MK Kembali Tolak Gugatan Pernikahan Beda Agama
ABATANEWS, JAKARTA – Mahkamah Konstitusi (MK) kembali menolak gugatan terkait pernikahan beda agama. Gugatan terbaru ini diajukan oleh E. Ramos Petege pada tahun 2022 lalu.
Ramos ialah seorang pemeluk agama Katolik yang ingin menikah dengan seorang perempuan beragama Islam. Namun, pernikahan itu dibatalkan secara administrasi kenegaraan karena bertentangan dengan UU perkawinan.
“Pokok permohonan tidak beralasan menurut hukum untuk seluruhnya,” kata Ketua MK Anwar Usman dalam persidangan yang digelar hari ini, Selasa (31/1/2023).
“Menolak permohonan pemohon untuk seluruhnya,” sambungnya.

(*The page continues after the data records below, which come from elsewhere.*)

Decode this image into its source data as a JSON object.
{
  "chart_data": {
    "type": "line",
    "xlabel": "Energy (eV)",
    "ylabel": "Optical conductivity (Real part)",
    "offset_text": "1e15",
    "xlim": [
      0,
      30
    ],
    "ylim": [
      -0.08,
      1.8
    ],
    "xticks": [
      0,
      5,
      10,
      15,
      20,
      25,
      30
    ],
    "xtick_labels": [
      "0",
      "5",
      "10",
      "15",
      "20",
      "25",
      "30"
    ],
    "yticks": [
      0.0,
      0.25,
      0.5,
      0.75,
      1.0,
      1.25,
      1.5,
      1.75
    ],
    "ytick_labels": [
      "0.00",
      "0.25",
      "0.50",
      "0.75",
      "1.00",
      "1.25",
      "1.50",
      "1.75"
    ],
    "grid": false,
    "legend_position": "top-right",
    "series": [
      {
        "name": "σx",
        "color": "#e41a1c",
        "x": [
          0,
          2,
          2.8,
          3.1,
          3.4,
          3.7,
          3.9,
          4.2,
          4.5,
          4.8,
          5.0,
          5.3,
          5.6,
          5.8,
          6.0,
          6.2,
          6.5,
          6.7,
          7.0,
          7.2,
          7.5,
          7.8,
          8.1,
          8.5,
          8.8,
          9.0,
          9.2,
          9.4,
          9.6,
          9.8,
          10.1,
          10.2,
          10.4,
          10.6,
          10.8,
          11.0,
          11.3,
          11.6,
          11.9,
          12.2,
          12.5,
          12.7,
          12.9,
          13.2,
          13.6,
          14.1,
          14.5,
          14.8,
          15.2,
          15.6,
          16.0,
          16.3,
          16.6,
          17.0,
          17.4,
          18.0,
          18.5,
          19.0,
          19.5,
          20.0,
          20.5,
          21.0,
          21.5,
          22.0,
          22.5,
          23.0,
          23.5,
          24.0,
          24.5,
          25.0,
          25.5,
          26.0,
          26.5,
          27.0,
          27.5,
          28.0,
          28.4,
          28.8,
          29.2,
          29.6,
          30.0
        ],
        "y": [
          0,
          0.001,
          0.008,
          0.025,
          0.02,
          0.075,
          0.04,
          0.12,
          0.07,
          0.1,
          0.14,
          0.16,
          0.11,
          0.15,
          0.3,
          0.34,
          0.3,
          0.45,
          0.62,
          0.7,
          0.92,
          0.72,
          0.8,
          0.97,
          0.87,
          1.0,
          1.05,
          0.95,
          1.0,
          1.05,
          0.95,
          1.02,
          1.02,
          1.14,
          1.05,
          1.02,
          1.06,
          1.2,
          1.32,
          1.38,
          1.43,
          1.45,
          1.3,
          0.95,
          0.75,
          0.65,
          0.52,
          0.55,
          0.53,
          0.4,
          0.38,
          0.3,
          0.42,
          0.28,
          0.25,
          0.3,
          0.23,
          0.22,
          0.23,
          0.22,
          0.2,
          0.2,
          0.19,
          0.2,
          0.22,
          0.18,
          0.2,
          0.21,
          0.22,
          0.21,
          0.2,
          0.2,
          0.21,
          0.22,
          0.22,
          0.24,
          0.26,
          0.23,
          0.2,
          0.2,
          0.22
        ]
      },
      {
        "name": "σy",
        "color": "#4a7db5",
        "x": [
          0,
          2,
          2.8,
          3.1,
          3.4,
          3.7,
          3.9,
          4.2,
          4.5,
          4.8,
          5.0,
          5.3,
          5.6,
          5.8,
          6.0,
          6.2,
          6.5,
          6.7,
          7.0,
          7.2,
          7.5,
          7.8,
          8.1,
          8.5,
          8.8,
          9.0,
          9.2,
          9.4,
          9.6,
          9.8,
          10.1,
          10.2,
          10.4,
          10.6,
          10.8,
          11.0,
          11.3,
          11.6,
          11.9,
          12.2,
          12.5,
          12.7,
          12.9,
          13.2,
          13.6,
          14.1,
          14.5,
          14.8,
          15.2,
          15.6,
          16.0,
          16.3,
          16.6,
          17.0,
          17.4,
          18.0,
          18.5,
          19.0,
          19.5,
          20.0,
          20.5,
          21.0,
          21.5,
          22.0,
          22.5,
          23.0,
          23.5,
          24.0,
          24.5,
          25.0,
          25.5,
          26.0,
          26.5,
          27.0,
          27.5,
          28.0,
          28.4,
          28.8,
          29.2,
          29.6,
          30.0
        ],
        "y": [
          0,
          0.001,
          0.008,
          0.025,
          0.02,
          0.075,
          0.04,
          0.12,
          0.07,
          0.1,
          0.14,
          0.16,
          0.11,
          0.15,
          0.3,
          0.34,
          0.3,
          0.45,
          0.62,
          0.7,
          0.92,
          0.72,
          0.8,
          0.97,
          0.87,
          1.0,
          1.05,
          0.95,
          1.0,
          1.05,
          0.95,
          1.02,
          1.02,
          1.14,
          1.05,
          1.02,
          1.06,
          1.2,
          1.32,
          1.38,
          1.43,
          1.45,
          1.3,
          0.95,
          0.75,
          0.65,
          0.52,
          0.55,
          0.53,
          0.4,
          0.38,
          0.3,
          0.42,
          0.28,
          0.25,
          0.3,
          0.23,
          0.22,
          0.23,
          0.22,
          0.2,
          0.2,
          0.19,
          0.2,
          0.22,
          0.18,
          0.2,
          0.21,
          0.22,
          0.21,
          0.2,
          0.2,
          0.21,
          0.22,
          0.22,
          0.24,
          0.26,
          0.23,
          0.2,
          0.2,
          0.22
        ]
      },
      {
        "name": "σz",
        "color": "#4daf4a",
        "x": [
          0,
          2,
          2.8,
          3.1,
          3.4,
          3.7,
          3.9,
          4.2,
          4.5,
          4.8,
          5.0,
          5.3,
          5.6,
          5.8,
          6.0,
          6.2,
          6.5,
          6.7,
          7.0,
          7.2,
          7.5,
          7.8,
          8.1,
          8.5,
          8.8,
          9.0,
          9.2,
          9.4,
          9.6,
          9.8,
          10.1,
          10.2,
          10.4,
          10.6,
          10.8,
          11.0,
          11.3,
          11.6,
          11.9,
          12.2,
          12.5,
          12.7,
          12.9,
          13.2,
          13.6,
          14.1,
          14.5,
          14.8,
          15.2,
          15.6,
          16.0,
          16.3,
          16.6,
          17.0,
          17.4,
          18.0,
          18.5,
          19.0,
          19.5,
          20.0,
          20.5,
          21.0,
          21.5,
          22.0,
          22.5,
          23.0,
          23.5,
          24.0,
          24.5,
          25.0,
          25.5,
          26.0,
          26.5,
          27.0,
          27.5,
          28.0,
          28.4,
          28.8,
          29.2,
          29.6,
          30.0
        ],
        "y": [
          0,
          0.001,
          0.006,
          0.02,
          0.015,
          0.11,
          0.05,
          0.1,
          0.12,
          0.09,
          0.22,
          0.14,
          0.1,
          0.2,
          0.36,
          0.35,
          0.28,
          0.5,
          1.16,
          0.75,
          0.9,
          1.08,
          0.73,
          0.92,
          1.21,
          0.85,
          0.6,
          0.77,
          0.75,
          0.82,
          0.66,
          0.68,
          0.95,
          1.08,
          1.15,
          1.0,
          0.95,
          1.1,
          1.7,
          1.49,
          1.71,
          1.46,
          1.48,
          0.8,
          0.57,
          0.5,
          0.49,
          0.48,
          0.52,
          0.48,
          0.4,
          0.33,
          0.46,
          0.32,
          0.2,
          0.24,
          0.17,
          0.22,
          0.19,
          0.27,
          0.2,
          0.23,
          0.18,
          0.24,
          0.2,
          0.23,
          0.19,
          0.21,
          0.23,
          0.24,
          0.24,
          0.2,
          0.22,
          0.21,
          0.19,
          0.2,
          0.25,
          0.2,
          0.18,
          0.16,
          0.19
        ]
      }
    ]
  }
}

Dalam gugatannya, Ramos yang merupakan Katolik hendak menikah dengan perempuan beragama Islam. Tetapi harus dibatalkan karena tidak diakomodasi dalam UU perkawinan soal pernikahan beda agama.
Dia merasa hak-hak konstitusionalnya dirugikan karena tidak dapat melangsungkan perkawinan tersebut.
Adapun dalam pertimbangannya, MK menyatakan tidak menemukan adanya perubahan keadaan dan kondisi atau pun perkembangan baru terkait dengan persoalan konstitusionalitas keabsahan dan pencatatan perkawinan.
Sehingga tidak terdapat urgensi bagi MK untuk bergeser dari pendirian atas putusan sebelumnya.
“Mahkamah tetap pada pendiriannya terhadap konstitusionalitas perkawinan yang sah adalah yang dilakukan menurut agama dan kepercayaan perkawinan yang sah adalah yang dilakukan menurut agama dan kepercayaan serta setiap perkawinan harus tercatat sesuai dengan peraturan perundang-undangan,” kata hakim MK.
Dalil Ramos yang berkenaan dengan Pasal 2 ayat (1) dan ayat (2) serta pasal 8 huruf f UU 1/1974 dinilai tidak beralasan menurut hukum.
Kemudian, mengenai norma Pasal 2 ayat (1) dan ayat (2), serta pasal 8 huruf f UU 1/1974 dinilai oleh MK tidak bertentangan dengan prinsip jaminan hak memeluk agam dan beribadah menurut agama dan kepercayaannya.
Persamaan kedudukan di dalam hukum dan pemerintahan, hak untuk hidup dan bebas dari perlakuan diskriminatif, hak membentuk keluarga dan melanjutkan keturunan, hak atas pengakuan jaminan, perlindungan dan kepastian hukum yang adil serta perlakuan yang sama di hadapan hukum.
“Dengan demikian permohonan pemohon tidak beralasan menurut hukum untuk seluruhnya,” kata hakim MK.